SC admits plea challenging foreign funding to parties, issues notice

The now-scrapped FCRA clause originally disallowed parties from accepting foreign donations.

india Updated: Jul 03, 2018 00:09 IST
The now-scrapped FCRA clause originally defined a “foreign source” as a company that has “more than one-half of the nominal value of its share capital held” by “corporations incorporated in a foreign country or territory.”(Bloomberg/Representative image)

The Supreme Court issued a notice to the government on Monday to respond to a petition that challenges a change in law giving political parties immunity from being prosecuted for accepting foreign funding.

The Foreign Contributions Regulation Act (FCRA) had prohibited Indian political parties from receiving funds from sponsors based abroad till the government dropped the restriction in 2016 using the finance bill that year.
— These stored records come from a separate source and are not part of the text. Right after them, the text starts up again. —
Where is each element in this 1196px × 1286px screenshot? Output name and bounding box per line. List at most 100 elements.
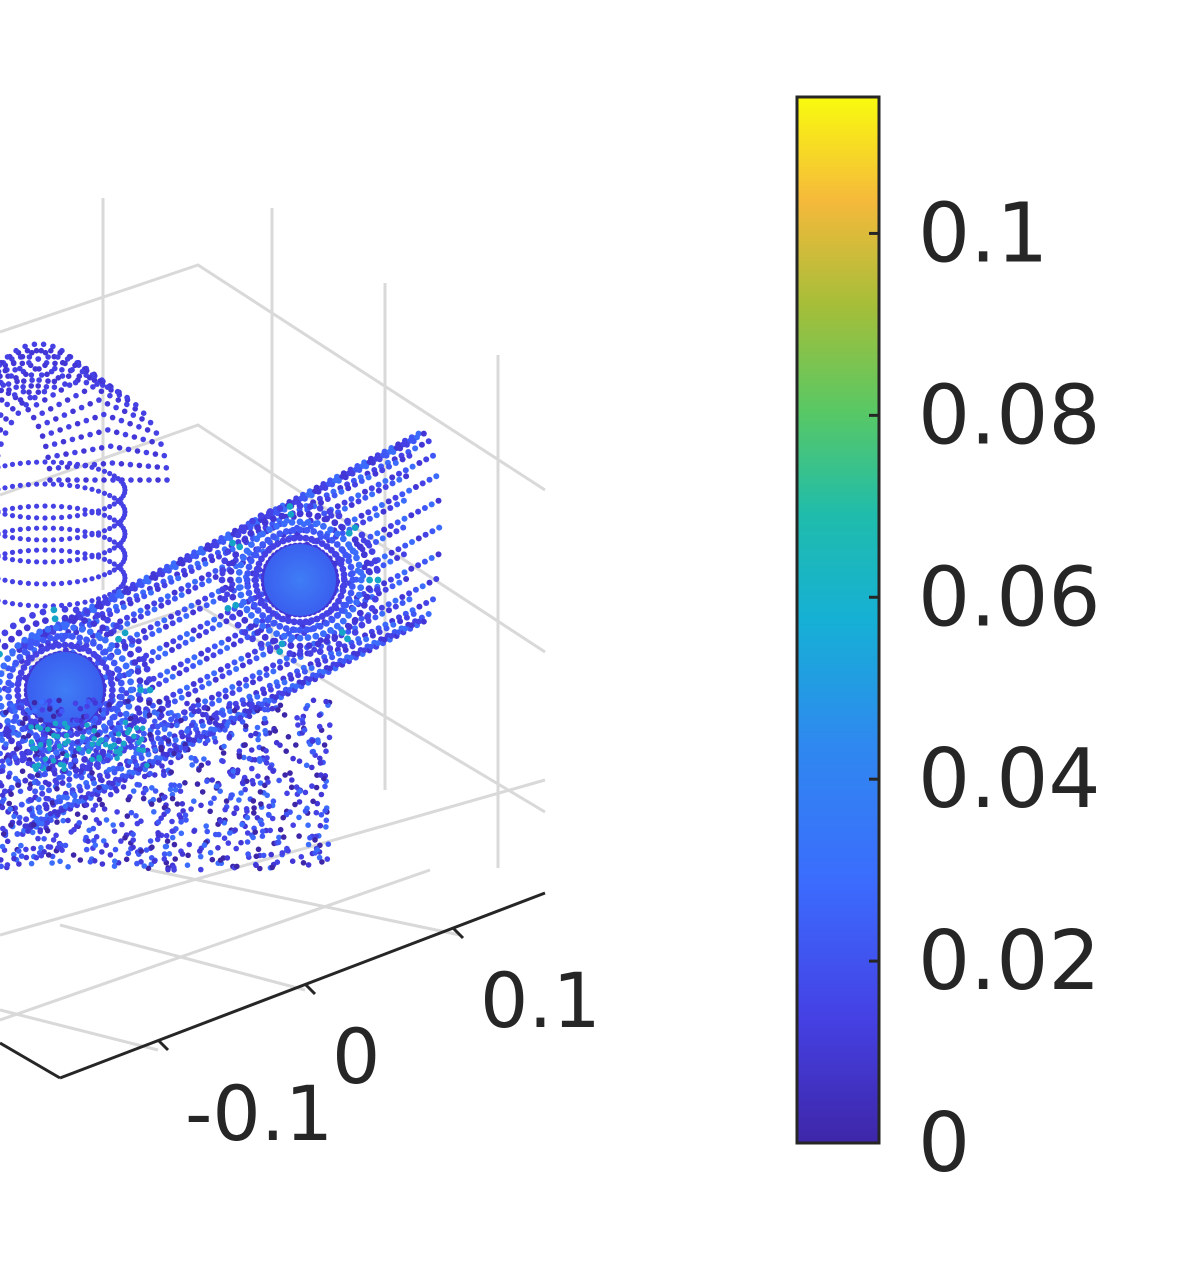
data-point (84, 703, 90, 710)
data-point (27, 773, 33, 779)
data-point (111, 517, 117, 523)
data-point (25, 548, 31, 554)
data-point (191, 828, 197, 834)
data-point (75, 798, 82, 805)
data-point (67, 514, 73, 520)
data-point (341, 505, 348, 512)
data-point (382, 478, 389, 484)
data-point (250, 601, 258, 609)
data-point (363, 593, 371, 601)
data-point (351, 524, 359, 531)
x-tick-labels: -0.1 0 0.1 (185, 956, 601, 1158)
data-point (219, 673, 226, 680)
data-point (409, 539, 415, 545)
data-point (353, 598, 360, 606)
data-point (355, 591, 363, 599)
data-point (67, 526, 73, 533)
data-point (233, 805, 239, 811)
data-point (188, 755, 195, 761)
data-point (204, 673, 211, 680)
data-point (0, 465, 1, 469)
data-point (322, 657, 329, 664)
data-point (0, 412, 4, 418)
data-point (185, 691, 192, 698)
data-point (89, 598, 95, 604)
data-point (188, 806, 194, 812)
data-point (162, 794, 168, 800)
data-point (179, 560, 186, 567)
data-point (302, 534, 310, 542)
data-point (238, 790, 244, 796)
data-point (82, 511, 88, 517)
data-point (5, 679, 13, 687)
data-point (230, 641, 237, 648)
data-point (257, 789, 264, 795)
data-point (96, 643, 103, 651)
data-point (368, 485, 375, 492)
data-point (203, 823, 209, 829)
data-point (25, 828, 31, 834)
data-point (59, 536, 65, 543)
data-point (433, 473, 440, 480)
data-point (20, 388, 27, 395)
data-point (107, 558, 113, 565)
data-point (190, 609, 197, 616)
data-point (42, 559, 48, 565)
data-point (323, 698, 329, 705)
data-point (259, 821, 265, 827)
data-point (97, 702, 104, 708)
data-point (249, 765, 255, 772)
data-point (190, 627, 197, 634)
data-point (360, 551, 368, 559)
data-point (78, 774, 85, 781)
data-point (5, 733, 12, 739)
data-point (394, 519, 401, 526)
data-point (99, 659, 106, 666)
data-point (65, 477, 71, 483)
data-point (111, 736, 117, 743)
data-point (25, 760, 32, 767)
data-point (34, 515, 40, 521)
data-point (28, 372, 35, 378)
data-point (224, 548, 232, 555)
data-point (163, 832, 170, 839)
data-point (142, 634, 149, 641)
data-point (144, 610, 151, 616)
data-point (114, 765, 121, 772)
data-point (310, 528, 318, 535)
data-point (71, 826, 77, 833)
data-point (316, 648, 324, 655)
data-point (349, 605, 357, 613)
data-point (49, 860, 55, 866)
data-point (281, 679, 288, 686)
data-point (185, 852, 191, 859)
data-point (171, 841, 178, 848)
data-point (190, 663, 197, 669)
data-point (257, 640, 265, 648)
colorbar: 00.020.040.060.080.1 (795, 95, 1101, 1191)
data-point (46, 698, 53, 704)
data-point (113, 642, 120, 649)
data-point (115, 635, 122, 643)
data-point (296, 814, 302, 821)
data-point (91, 718, 97, 724)
data-point (66, 424, 72, 430)
data-point (248, 541, 255, 548)
data-point (0, 782, 5, 789)
data-point (317, 760, 324, 766)
colorbar-tick-label: 0.08 (918, 368, 1101, 463)
data-point (112, 727, 118, 733)
data-point (303, 526, 311, 534)
data-point (17, 788, 24, 795)
data-point (212, 831, 219, 838)
data-point (266, 645, 274, 652)
data-point (63, 451, 69, 457)
data-point (103, 817, 110, 823)
data-point (0, 763, 6, 770)
data-point (29, 612, 36, 619)
data-point (340, 582, 348, 589)
data-point (345, 485, 352, 492)
data-point (67, 536, 73, 542)
data-point (177, 688, 184, 695)
data-point (323, 620, 330, 627)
This year, the government made the change retrospective — making legal any foreign funds that political parties illegally received before 2016.

A bench led by Chief Justice Dipak Misra asked the Centre to file its response to the plea filed by Association for Democratic Reforms and former secretary to the Government of India, EAS Sarma, who demanded that the 2018 amendments be struck down as being “void”, “illegal” and “unconstitutional”.

Advocate Prashant Bhushan, appearing for the petitioners, said the amendments were introduced to overturn a March 2014 order by the Delhi High Court, which indicted the Bharatiya Janata Party (BJP) and the Congress for having illegally taken foreign donations in violation of the old FCRA law.

The BJP refused to comment on Monday’s notices.

The Congress said the top court was “well within its right to review any law”. “The primary objective of FCRA laws vis-a-vis political parties is to ensure transparency in funding. As far as the source of funding should is not dubious and unexplainable, the location of remittance should not matter. Money Laundering Laws & IT Laws along with FCRA ensure that illegal money does not seep into political parties’ treasury,” a Congress spokesperson said.

The now-scrapped FCRA clause originally disallowed parties from accepting foreign donations. It even defined a “foreign source” as a company that has “more than one-half of the nominal value of its share capital held” by “corporations incorporated in a foreign country or territory.”

The 2016 amendment allowed foreign-origin companies to fund non-government organisations. It redefined foreign companies as “Indian” if their ownership in an Indian entity was within the foreign investment limits prescribed by the government and paved the way for donations to political parties.

The way amendments were brought in also violates the doctrine of separation of powers, the petitioners alleged. They were introduced through the new Finance Act, 2018, which was passed as a Money Bill, bypassing the Rajya Sabha.

Petitioners said the amendment does not qualify as Money Bill.

They also said the amendments would lead to creation of shell companies and give rise to benami transactions. By extending the applicability of a retrospective amendment from 1976, the legislature has tried to breach the basic structure of Constitution, the petitioners said.